I want to put down my ego —
my self ego
and my human ego —
and see the world
with wide wonder
and compassion

I want to stop taking sides,
stop needing a defense
or a logo or a standard,
let go of my attachments,
my fear, my uncertainty,
wear my age loosely

I want to open my heart,
let love in
in big, scary ways
so I am full up

so instead of dying
maybe I just burst
like the jewelweed flowers
that explode with seeds
along the trail

seeds of love
and curiosity
seeds of magic
and dreams

seeds left to flower
in the oneness
when I am gone


This is a response poem because yes, some products are made in China, but so are Pandas and Snow Leopards, so grow up. Photo by Terry W. Johnson, Georgia Wildlife Resources Division. Poem @2023, Jen Payne. If you like this poem, you can read similar in my books and zines, available from Three Chairs Publishing on my ETSY SHOP. They come autographed, with gratitude and a small gif

2 replies on “How I’ll Glow Up”

If you don’t take sides you ignore the inhumanity that certain people/groups do to others abd they call it acceptance. Certainly open your heart and let love in, you’ll find as you do so that there is always room for more and you have more to share.
Leaving your seeds to flower is awonderful idea. In the meantime, brighten someone’s life with a hug (maybe your own life?) . Hugs

Hi David. When I wrote that, I was thinking about Krishnamurti’s teachings on the subject of social responsibility. (Note: I have not studied him near enough, but some of his quotes really hit home for me.)

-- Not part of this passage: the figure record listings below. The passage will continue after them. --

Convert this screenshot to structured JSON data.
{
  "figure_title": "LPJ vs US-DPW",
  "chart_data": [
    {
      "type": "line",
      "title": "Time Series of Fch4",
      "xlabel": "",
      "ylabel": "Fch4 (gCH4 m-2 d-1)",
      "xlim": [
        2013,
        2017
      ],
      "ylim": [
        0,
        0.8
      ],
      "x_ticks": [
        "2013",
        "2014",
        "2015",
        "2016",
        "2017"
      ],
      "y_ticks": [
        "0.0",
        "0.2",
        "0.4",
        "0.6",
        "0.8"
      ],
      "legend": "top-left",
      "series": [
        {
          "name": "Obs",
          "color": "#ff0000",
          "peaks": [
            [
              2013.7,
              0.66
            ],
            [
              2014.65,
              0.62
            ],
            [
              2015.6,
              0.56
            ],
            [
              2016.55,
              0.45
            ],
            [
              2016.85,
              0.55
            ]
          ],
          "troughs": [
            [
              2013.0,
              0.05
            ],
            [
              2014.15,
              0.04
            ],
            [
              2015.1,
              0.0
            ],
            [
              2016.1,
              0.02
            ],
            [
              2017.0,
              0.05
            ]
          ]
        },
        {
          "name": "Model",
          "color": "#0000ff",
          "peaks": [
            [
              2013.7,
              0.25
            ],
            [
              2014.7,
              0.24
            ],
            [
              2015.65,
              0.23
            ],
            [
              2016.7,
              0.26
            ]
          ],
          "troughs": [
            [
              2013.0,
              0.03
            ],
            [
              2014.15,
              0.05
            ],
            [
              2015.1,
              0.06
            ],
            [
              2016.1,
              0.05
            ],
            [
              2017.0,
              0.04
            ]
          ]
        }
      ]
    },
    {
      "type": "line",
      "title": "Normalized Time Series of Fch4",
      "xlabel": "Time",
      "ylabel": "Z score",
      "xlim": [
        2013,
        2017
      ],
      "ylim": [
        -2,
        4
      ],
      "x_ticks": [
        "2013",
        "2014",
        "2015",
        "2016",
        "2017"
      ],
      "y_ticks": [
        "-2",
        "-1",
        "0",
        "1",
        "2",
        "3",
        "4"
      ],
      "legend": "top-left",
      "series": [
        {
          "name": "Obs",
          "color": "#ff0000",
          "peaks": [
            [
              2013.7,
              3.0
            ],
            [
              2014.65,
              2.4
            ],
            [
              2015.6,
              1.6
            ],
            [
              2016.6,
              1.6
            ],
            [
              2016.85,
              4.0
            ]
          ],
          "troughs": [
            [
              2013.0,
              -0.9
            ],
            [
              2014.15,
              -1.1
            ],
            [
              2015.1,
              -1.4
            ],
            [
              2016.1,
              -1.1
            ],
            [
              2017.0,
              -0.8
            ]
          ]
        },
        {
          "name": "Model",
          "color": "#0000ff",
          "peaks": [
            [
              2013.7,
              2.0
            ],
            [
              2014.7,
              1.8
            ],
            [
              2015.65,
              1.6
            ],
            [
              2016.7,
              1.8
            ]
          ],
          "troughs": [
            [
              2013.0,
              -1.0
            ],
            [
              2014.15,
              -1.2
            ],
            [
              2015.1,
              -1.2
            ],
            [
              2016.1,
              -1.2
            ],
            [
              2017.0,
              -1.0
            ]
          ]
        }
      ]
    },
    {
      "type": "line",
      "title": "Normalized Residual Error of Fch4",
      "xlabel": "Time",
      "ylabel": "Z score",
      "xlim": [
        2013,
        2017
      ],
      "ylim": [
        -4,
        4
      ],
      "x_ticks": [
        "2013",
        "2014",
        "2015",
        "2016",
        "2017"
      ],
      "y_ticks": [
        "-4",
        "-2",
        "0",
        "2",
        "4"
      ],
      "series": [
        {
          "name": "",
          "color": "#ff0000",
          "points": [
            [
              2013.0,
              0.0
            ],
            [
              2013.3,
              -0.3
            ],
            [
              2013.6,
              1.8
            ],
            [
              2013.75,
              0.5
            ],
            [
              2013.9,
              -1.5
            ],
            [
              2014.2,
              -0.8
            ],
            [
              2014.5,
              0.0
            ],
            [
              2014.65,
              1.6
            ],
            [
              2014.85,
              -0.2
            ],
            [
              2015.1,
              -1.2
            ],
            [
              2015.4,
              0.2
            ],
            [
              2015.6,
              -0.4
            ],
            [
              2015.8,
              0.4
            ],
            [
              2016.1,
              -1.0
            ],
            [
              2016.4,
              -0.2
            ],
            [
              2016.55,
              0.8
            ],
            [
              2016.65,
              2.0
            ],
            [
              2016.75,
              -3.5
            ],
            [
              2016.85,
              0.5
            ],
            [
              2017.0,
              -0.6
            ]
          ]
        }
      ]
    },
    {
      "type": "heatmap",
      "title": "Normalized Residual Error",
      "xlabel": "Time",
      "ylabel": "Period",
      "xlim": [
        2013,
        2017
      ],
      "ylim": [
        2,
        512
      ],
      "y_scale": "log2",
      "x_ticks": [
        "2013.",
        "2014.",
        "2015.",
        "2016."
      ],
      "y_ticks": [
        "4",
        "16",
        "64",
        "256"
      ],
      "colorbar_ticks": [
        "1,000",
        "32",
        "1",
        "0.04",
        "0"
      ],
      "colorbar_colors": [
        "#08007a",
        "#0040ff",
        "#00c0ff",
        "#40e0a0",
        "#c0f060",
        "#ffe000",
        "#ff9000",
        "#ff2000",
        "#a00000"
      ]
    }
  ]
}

This is the quote I was thinking of when I wrote that line about taking sides.

When there are nationalistic differences based on ideas, opinions, prejudices, a society in which there is terrible injustice, inequality – we all know this, we are terribly aware of all this- aware of the war that is going on, of the action of the politicians and the economists trying to bring order out of disorder, we are aware of this. And we say, ‘What can we do?’ We are aware that we have chosen a way of life that leads ultimately to the field of murder. We have probably asked this, if we are at all serious, a thousand times but we say ‘I, as a human being, can’t do anything. What can I do faced with this colossal machine?’ When one puts a question to oneself such as ‘What can I do?’ I think one is putting the wrong question. To that there is no answer. If you do answer it then you will form an organization, belong to something, commit yourself to a particular course of political, economic, social action; and you are back again in the same old circle in your particular organization with its presidents, secretaries, money, its own little group, against all other groups. We are caught in this. ‘What can I do?’ is a totally wrong question, you can’t do a thing when you put the question that way. But you can, when you actually see (as you see the microphone and the speaker sitting here) actually see that each one of us is responsible for the war that is going on in the Far East, and that it is not the Americans, nor the Vietnamese, nor the Communists, but you and I who are responsible, actually, desperately responsible for what is going on in the world, not only there but everywhere. We are responsible for the politicians, whom we have brought into being, responsible for the army which is trained to kill, responsible for all our actions, conscious or unconscious.

But wise men have been saying the same thing for centuries, right? And we’re still taking up arms against each other.

And aren’t I? Aren’t I taking up arms, too, when pick a side? I don’t know…I wrestle with this a lot.